De dorpjes maken overigens wel een verlaten indruk. De kerkjes zijn vaak op slot, er zijn geen winkels meer en de onbewoonde huizen, doen vervallen aan. Ze staan te koop, wie weet hoe lang al en de staat van de woningen zal de verkoop niet bevorderen. De huizen waar wel mensen wonen, contrasteren in die zin met de leegstand. Mooie tuintjes, veel kleur en levendigheid door de mensen die er wonen, de blaffende honden die niet bijten en andere huisdieren. Als je er iemand spreekt dan vinden ze de leegstand jammer, maar het woonplezier is er niet minder om.

Het meest bijzondere van deze weken zijn de overnachtingsplaatsen. Zij geven de wandelingen een speciale kleur. We nemen op zijn tijd een hotelletje. We hadden er niet zo bij stil gestaan, maar veel van de adressen uit ons boekje blijken  chambres d’hôtes (CH) avant la lettre, te zijn.  Een enkele is een officiële, volgens de huidige maatstaven zeg maar en is dan ook als zodanig ingericht en georganiseerd met overigens voelbare gastvrijheid. Bij het merendeel van de ‘originele’ mag je gebruik maken van de logeerkamer, de douche en het toilet, lekker in het zonnetje zitten op het terras en ’s avonds mee-eten. Dat varieert van een met liefde bereide magnetronmaaltijd tot een meergangenmenu met champagne als apéritief, een salade vooraf, fromage na het hoofdgerecht en een toetje. Het gaat dan natuurlijk niet zozeer om het eten zelf als wel om de gesprekjes en gezelligheid aan tafel. Het is boeiend van elkaar te horen, je voor elkaar te interesseren en wetenswaardigheden uit de streek te horen. We redden ons aardig in het Frans en als er iemand is die Engels spreekt, wordt het een mix van deze talen. Waar we Frans geleerd hebben? ‘Op school’. Op school? De meesten zijn verrast dat er in het voortgezet onderwijs in de onderbouw Frans onderwezen wordt. Wij teren in elk geval nog op ons schoolfrans, van de hele schooltijd overigens. Het blijkt nog steeds een aardige basis om zo nodig met wat handen en voeten en de googlevertaling op de telefoon, leuke gesprekken te kunnen voeren.                         Bij deze logementen bepaal je zelf wat je wilt betalen. Op een van de logeeradressen ontmoeten we een Vlaams stel dat op de fiets naar Rome op weg is.
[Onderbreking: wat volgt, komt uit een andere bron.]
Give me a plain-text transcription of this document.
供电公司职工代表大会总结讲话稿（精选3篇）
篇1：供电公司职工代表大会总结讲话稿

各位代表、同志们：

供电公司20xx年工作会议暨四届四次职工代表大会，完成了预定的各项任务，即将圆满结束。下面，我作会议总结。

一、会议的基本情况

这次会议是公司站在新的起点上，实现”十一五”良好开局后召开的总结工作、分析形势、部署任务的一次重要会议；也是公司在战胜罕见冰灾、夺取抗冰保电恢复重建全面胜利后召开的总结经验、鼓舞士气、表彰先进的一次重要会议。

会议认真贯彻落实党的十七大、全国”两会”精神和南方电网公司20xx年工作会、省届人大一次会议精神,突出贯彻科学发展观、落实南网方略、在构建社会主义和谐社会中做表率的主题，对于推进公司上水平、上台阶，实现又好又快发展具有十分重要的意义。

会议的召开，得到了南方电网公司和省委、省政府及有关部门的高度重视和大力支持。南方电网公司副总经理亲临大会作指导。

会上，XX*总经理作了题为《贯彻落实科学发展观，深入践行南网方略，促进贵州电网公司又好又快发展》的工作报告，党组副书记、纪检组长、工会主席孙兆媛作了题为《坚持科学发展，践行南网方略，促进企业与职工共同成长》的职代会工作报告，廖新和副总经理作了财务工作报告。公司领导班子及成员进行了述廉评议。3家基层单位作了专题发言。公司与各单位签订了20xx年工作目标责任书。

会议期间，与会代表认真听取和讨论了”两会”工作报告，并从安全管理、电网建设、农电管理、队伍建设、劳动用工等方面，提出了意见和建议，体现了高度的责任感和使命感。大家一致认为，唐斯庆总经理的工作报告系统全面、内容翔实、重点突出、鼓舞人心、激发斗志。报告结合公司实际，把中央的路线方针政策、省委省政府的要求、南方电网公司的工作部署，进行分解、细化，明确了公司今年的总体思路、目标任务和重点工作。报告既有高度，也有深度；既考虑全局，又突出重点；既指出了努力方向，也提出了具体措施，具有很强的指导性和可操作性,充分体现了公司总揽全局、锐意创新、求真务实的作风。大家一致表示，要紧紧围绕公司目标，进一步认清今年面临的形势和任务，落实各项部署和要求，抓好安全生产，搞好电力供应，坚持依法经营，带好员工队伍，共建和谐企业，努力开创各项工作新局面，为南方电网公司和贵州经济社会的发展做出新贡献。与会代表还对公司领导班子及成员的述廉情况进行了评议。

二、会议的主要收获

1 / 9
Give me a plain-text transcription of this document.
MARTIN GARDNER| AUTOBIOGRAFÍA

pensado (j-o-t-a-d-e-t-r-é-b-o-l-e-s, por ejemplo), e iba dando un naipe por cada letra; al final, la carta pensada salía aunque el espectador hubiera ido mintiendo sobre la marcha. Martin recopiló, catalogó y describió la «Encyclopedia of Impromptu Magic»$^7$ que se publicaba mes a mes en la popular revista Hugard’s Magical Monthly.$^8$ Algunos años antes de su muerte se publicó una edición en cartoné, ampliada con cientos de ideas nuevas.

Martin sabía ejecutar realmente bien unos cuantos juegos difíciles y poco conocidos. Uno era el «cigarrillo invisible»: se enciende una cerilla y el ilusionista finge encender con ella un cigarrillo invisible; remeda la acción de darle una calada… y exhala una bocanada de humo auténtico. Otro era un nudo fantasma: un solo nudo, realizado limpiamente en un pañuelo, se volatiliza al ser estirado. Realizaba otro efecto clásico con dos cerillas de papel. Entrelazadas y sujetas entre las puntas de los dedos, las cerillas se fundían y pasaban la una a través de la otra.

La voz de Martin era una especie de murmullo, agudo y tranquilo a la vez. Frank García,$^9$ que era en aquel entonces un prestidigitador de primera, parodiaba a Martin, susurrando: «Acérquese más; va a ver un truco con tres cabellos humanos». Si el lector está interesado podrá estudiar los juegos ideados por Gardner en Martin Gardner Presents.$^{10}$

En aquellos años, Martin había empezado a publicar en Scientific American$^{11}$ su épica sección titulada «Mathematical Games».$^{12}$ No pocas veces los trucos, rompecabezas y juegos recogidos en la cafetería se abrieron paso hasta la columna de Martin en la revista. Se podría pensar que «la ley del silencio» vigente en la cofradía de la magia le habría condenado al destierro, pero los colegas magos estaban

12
Dat is een gezellige avond.                                                                                                                             Australiërs die we de eerste dag al een keer onderweg tegenkwamen, treffen we enkele dagen later in de overnachtingsplek die beschikbaar gesteld is in een beschermde woonvorm. Een aantal kamers is te huur voor wandelaars op route. Je kunt er ook mee-eten. De twee hebben er flink de pas in want ze hebben vanwege de beperkte verblijfsmogelijkheid in Europa, echt maar 90 dagen ter beschikking om van Canterbury in Rome te komen.
In Chateauvillain heeft de gemeente een flatje ingericht voor wandelaars/pelgrims. Er kunnen maximaal 7 mensen overnachten. Het kost enige moeite om de juiste persoon te pakken te krijgen waar de sleutel op te halen is, maar gelukkig komt het goed. Wij zijn er die dag alleen en lezen in het gastenboek dat er regelmatig iemand overnacht, maar zeker niet dagelijks.
Mooi is de overnachting bij de zusters in Clairvaux. Buiten de kloostermuren beheren ze een aantal huizen die ze deels zelf bewonen en deels beschikbaar stellen als overnachtingsplek voor familieleden van gedetineerden in de nabije gevangenis. Als er bedden over zijn, kun je er als wandelaar overnachten. De gevangenis is gevestigd in een omvangrijk deel van het klooster. Ook vanavond mogen we mee-eten. De gesprekken aan tafel geven een inkijkje in het leven van deze gepensioneerde zusters.  En uiteraard gunnen we hen ook een inkijkje in ons leven.
Een leuk verschil met vorig jaar is dus dat we deze weken diverse mensen zijn tegengekomen die ook onderweg naar Rome zijn. Op de fiets, te voet, in één keer of in etappes. We maken ook nog kennis met iemand uit Duitsland, eveneens vorig jaar begonnen, nu een stukje doet en dan later in het jaar weer verder gaat met de Via Francigena. Zo doet ieder dit op zijn of haar eigen wijze en blijkt maar weer eens te meer dat ondanks dat Rome het uiteindelijke eindpunt is, toch vooral de weg die je gaat, het onderweg zijn met alles wat daarbij hoort, als doel van de reis ervaren kan worden.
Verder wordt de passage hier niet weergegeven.